Committee draft of terrorism coverage bill divides industry
Measure would reauthorize federal risk insurance program for 10 years and lower the program's trigger from the current $100 million to $50 million.
The House Financial Services Committee is poised to unveil legislation that would reauthorize the federal government's terrorism risk insurance program with a provision that would require carriers to make available coverage of a nuclear, biological, chemical or radiological attack.
The draft bill, according to sources, would pit different segments of the insurance industry against each other over the provision to include coverage of a nuclear, biological, chemical or radiological attack with a 7.5 percent insurer deductible. "The jury is still out on this [provision]," said one lobbyist.
The American Insurance Association and large policyholders with hotel and retail properties back the inclusion for such coverage, but it is opposed by the Property Casualty Insurers Association of America and the National Association of Mutual Insurance Companies, which argue that it would result in massive risk exposures for smaller companies.
"Getting some availability of [nuclear, biological, chemical or radiological] coverage, we're fine with that.
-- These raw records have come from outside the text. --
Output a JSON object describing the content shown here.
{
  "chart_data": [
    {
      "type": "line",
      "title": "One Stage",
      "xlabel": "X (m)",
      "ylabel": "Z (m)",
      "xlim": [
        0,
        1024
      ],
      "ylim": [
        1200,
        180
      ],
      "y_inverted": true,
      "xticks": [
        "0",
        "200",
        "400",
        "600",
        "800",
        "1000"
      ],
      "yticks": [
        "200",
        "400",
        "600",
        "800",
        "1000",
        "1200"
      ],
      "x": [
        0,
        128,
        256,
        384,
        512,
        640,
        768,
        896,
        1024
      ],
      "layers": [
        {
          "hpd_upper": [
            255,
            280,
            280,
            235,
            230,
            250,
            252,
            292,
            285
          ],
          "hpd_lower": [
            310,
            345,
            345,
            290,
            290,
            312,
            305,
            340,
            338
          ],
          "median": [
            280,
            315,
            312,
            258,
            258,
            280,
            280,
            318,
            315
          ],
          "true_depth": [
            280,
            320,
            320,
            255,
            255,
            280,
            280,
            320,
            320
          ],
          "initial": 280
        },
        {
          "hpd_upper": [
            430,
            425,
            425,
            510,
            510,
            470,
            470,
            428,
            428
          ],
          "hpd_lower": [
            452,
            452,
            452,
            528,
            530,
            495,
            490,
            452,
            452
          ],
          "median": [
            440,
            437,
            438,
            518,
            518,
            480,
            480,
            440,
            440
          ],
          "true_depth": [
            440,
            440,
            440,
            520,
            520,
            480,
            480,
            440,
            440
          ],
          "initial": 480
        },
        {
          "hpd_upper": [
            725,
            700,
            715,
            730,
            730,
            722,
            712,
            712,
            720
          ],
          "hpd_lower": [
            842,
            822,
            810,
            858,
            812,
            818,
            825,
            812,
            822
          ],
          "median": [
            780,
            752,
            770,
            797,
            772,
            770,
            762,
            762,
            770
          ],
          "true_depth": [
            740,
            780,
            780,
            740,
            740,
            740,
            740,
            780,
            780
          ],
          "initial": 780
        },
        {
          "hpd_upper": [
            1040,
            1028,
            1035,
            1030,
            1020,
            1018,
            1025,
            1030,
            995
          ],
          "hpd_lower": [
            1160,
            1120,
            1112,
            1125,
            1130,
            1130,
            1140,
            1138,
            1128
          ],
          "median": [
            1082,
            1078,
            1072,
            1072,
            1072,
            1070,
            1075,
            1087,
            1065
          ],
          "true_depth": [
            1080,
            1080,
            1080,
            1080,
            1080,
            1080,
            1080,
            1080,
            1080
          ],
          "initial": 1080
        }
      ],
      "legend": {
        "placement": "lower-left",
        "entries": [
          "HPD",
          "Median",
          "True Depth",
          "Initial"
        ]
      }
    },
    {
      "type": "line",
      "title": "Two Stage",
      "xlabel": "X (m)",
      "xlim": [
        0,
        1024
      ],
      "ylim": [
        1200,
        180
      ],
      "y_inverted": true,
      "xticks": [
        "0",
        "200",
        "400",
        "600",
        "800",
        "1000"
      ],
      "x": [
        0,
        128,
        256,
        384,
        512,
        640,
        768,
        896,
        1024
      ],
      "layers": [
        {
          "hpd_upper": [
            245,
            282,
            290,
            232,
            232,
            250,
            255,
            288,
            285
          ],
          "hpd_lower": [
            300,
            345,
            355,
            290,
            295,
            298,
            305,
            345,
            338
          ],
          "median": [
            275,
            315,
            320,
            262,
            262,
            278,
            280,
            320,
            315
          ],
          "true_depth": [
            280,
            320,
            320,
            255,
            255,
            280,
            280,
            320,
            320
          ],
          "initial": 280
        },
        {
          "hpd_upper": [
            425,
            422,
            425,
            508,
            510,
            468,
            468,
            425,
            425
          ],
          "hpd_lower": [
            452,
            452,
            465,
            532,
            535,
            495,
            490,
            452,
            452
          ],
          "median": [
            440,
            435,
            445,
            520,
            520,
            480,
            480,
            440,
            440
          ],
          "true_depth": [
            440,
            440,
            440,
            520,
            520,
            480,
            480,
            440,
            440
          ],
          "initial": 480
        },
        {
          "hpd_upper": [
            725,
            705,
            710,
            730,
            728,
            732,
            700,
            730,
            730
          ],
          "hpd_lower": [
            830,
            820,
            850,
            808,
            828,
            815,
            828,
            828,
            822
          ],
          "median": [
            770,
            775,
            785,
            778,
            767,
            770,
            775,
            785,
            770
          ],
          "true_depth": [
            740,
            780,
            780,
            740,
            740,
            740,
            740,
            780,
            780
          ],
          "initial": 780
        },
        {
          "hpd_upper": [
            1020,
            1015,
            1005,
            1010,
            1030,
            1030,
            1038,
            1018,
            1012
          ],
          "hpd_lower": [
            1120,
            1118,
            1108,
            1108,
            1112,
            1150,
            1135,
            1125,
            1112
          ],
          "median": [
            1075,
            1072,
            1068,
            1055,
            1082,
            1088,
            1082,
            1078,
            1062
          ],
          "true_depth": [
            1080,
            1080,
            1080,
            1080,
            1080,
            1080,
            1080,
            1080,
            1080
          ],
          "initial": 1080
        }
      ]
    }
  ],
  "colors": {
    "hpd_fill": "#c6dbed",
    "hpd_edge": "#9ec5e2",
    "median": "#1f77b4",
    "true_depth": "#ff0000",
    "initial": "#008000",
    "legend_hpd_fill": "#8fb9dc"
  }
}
We just think that the government should give incentives to the private sector to do it rather than mandating it in a way that is market inefficient, and creates dislocations and potentially bankruptcies," said Ben McKay, senior vice president for federal government relations at the Property Casualty Insurers Association of America.
Financial Services Capital Markets Subcommittee Chairman Paul Kanjorski, D-Pa., has scheduled a Thursday hearing for witnesses to offer opinions on the measure to reauthorize the program that expires at year's end. A markup is expected before the August recess.
The draft bill also would lower the program's trigger from the current $100 million to $50 million, which was a provision that NAMIC lobbied for because it would allow smaller carriers to participate. The draft would reauthorize the program for 10 years.
Senate Banking Chairman Christopher Dodd, D-Conn., has called for a permanent reauthorization of the program. The draft also would maintain the $100 billion program cap and contains additional language to further provide "finite liability limits" for insurers and the federal government.
Another provision would clarify that a carrier's exposure is limited to its deducible and co-payments, and claims concerning these limits would be consolidated in federal court. The draft would add group life insurance coverage to the program, which will please the American Council of Life Insurers. It would include coverage for acts of domestic terrorism; current law applies only to acts of foreign terrorism as certified by the Treasury and State departments as well as the attorney general.